Depuis quelques semaines, il nous faisait plus que de la peine. On sentait bien qu’il allait falloir dire adieu à nos repas du dimanche soir, à nos joyeuses virées dans tous les bons bistrots de Paris, à l’aligot de l’Ambassade d’Auvergne, à la « qu’nelle » des Lyonnais rue St Marc, à la tête de veau de Benoît, au pied de porc de Lipp, qui faisaient partie, avec d’autres, de ses adresses de coeur. Nous nous étions connus il y a quelque trente ans, alors que pour les Nouvelles Littéraires, je l’interrogeais sur son « histoire de la poésie française ». Je l’avais suivi dans son village de St Didier, au pied du Ventoux, et nous avions partagé l’omelette aux truffes de Christiane (Lesparre) son épouse, comme les tables de Baumanière de Meissonnier.
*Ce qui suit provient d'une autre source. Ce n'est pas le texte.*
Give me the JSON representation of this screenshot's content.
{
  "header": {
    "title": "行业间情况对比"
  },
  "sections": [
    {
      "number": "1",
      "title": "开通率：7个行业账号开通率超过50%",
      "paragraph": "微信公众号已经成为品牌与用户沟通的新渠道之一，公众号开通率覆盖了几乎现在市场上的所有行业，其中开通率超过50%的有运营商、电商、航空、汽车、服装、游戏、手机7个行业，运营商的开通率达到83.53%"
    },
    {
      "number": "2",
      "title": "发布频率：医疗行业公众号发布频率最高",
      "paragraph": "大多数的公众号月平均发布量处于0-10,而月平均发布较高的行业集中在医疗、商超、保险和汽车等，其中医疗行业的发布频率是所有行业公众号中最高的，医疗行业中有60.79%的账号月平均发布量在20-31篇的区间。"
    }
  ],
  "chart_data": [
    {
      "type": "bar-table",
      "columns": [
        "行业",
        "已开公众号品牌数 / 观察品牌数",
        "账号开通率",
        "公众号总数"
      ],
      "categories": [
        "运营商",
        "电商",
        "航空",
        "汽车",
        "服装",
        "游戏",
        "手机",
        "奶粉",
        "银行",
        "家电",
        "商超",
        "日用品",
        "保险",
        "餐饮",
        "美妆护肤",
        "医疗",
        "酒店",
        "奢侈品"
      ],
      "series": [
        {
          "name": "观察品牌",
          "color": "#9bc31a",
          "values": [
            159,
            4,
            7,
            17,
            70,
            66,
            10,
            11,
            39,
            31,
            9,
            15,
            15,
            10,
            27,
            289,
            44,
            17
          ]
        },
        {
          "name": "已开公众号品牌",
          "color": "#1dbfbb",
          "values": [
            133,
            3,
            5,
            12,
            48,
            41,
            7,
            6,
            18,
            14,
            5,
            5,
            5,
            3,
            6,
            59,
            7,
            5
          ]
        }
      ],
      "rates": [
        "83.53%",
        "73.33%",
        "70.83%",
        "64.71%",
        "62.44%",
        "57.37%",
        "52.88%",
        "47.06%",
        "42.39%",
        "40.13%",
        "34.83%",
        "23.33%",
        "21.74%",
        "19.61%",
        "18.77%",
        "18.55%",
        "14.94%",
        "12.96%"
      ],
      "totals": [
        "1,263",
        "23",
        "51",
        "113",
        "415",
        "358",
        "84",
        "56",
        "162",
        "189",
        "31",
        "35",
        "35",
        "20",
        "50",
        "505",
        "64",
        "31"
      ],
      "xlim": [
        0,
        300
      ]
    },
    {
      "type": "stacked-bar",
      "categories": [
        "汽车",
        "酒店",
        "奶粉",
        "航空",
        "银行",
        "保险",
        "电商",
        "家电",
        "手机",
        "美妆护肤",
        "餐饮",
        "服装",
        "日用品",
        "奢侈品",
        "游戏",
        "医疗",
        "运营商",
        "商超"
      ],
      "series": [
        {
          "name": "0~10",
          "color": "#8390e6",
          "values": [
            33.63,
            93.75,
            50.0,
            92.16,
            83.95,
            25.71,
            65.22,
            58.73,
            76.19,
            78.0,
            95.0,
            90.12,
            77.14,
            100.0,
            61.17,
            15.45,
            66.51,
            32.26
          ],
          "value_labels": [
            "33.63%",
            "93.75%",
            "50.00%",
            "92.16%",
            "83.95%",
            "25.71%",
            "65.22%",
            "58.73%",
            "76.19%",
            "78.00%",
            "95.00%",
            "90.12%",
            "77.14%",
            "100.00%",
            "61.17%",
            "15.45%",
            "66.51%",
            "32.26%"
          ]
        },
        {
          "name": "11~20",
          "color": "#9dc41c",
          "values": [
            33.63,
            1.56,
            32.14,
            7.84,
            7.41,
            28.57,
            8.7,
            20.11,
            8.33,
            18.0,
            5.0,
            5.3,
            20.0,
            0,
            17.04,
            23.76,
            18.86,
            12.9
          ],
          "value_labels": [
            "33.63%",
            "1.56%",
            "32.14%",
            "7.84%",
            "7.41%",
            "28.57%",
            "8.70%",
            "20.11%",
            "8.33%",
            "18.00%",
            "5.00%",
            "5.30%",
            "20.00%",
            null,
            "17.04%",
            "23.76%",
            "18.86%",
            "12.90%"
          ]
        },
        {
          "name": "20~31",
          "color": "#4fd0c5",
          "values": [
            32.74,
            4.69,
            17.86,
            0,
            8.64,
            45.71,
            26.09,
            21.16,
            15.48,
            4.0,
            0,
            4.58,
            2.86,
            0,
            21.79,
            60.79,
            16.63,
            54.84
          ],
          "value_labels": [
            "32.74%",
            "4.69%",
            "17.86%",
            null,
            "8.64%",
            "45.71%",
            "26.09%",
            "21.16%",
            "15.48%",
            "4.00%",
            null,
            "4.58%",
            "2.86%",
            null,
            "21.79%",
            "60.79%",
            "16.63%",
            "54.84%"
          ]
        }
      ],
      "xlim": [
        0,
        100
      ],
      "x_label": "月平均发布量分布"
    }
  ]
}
Mais je parle déjà du passé. Hier encore, il évoquait la prochaine saison littéraire, les romans qu’il fallait lire pour le Goncourt et qui l’enquiquinaient  – même s’il s’y mettait avec ardeur. Il s’apprêtait à publier un journal littéraire personnel de plus de mille pages, racontait sa guerre, ses souvenirs, avait punaisé sur la porte de sa chambre la photo de ses grands parents en costume auvergnat, comme la sienne en tenue de maquisard et ses papiers de la guerre. La nostalgie, avec Robert, était fleur et source de la poésie.

Il est parti aujourd’hui vers midi doucement. Avec apaisement pourrait-on dire. Le dialogue, la discussion – ce fut souvent des monologues! – n’est pas terminé. « Avec celui que nous aimons, nous avons cessé de parler, et ce n’est pas le silence« , écrivait René Char – que nous allions voir ensemble aux Busclats, en lisière de l’Ile sur Sorgue – à propose de son ami Camus. Ce n’est pas le silence, non. Mais la douce musique des souvenirs, de la gourmandise et de l’amitié qui nous lie pour l’éternité.

A propos de cet article

Publié le 28 juin 2012 par

Adieu à Robert Sabatier” : 1 avis

  • catherine lambret

    J’apprécie énormement votre papier et cet hommage sans grandiloquence à votre ami, à notre ami, Merci !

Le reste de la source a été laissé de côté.